La Policía actuó de inmediato, por disposición de la Fiscalía le quitaron el celular y lo dejaron aislado en una celda de donde luego lo trasladaron con “prisión domiciliaria” al lugar anterior.
Pero si no podía salir, ¿de qué viviría?, ¿qué comería? Porque con un almuerzo del CIC no se satisfacen sus necesidades básicas. Como no cumplió con la medida judicial porque se escapaba de noche en busca de alimentos, fue alojado en la Unidad Penal Nº 5 hasta que el pasado 7 de diciembre un móvil policial lo depositó frente a la casa de una voluntaria que sólo había dado su domicilio para alguna notificación.
Nuevamente me llamó desde el teléfono de un vecino:
-¿Qué hago?
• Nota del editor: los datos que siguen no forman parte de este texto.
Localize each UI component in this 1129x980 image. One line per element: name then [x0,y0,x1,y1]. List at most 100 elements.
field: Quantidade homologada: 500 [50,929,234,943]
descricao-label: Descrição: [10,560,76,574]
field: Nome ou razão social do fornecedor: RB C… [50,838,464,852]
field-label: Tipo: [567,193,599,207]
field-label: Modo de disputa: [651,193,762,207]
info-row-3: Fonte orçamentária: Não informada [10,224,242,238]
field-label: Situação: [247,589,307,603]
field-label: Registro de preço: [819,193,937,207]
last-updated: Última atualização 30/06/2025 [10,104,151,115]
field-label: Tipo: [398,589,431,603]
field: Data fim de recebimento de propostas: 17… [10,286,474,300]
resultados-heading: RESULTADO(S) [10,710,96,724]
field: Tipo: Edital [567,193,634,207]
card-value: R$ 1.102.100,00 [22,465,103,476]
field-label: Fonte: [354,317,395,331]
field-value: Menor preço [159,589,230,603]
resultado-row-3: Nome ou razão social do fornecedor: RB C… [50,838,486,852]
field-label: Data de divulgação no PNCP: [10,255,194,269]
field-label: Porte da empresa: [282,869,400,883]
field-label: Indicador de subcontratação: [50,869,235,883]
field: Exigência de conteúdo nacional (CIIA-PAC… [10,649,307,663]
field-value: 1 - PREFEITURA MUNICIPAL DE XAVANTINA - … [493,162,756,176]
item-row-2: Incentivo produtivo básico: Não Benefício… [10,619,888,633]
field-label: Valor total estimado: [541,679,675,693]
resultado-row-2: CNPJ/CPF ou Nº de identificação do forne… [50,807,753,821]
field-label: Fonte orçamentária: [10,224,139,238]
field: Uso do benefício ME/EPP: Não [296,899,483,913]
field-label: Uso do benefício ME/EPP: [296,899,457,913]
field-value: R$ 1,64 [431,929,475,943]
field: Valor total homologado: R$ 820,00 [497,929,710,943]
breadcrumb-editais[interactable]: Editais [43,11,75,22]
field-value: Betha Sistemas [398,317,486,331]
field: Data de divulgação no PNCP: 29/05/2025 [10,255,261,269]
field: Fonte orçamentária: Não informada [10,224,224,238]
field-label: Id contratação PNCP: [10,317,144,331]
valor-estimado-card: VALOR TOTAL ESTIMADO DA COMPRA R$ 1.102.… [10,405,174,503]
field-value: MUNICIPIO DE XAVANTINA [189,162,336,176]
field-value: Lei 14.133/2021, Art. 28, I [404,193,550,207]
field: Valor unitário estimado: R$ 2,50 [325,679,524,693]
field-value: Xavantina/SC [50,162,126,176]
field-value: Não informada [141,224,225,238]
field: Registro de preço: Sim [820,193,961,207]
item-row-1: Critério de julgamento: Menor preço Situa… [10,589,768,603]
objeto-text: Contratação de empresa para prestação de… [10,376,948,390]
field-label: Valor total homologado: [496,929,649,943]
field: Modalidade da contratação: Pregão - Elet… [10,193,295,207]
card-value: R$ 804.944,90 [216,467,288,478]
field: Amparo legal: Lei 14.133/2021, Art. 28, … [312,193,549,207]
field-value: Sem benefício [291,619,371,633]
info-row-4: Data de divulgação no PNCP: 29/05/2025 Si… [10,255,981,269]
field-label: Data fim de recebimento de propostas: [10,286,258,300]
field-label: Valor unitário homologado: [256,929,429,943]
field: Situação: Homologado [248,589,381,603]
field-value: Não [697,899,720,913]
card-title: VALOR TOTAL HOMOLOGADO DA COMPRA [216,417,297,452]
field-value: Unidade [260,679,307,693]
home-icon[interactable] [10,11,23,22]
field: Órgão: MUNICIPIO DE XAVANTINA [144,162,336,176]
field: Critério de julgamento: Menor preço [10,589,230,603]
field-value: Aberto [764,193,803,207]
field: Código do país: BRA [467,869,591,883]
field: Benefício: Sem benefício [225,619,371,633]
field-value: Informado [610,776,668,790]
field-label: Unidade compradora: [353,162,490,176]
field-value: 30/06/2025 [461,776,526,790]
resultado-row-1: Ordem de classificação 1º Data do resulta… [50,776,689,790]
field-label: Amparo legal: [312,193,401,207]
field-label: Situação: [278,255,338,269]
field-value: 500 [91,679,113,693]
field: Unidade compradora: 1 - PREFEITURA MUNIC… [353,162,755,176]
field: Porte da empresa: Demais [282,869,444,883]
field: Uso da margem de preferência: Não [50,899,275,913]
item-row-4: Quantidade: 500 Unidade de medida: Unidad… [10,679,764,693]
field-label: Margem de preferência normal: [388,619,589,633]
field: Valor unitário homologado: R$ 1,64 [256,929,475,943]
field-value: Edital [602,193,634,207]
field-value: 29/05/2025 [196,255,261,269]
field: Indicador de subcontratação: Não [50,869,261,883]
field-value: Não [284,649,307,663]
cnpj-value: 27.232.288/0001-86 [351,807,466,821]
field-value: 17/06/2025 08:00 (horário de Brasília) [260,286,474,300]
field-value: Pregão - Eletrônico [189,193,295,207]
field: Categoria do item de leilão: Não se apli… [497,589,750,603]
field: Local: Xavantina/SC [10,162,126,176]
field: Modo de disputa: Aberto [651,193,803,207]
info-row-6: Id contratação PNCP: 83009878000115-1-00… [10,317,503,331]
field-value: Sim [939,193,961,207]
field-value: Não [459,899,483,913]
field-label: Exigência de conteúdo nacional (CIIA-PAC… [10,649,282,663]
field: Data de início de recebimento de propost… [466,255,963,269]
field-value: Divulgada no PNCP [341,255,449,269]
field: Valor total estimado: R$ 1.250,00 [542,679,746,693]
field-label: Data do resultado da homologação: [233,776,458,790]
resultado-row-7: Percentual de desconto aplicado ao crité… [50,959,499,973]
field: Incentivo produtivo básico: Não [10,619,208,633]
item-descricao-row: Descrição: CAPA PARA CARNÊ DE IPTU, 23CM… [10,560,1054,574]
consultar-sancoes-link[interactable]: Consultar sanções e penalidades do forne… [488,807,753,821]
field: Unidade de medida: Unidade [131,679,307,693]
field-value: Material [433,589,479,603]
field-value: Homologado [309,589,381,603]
Otra vez estoy en la calle, y tengo hambre.
Por segunda vez le llamé al fiscal Guaita para que me asesorara, y dijo que hablaría con el fiscal de su causa, Iván Yedro. Pero más tarde este respondió que su situación no era de su incumbencia. El abogado defensor de Nico, A. Greco, también se excusó: “Yo sólo gestioné su libertad que le fue otorgada por falta de pruebas, no puedo hacer más nada”.
Como última medida, las voluntarias de Prevención del Suicidio, comenzaron a dar a conocer el caso a través de los medios de comunicación para ver si de esta manera, la ayuda y atención para Nico se efectivice de verdad.
Verónica G., co-conductora de un programa en FM 90, entendió como si su voz fuera la voz del pueblo, del ciudadano común: “Necesita un tutor legal, una pensión por discapacidad”, a lo que agregamos, y vivienda, y alimentos, y vestimenta, y seguimiento de sus tratamientos médicos y psiquiátricos. Porque la contención emocional y afectiva de parte de un sector de la sociedad y de las voluntarias, estaría asegurada.
(*) Coordinadora del Grupo de Voluntarios Prevención del Suicidio Victoria; Counselor; Directora del Mensual La Victoria.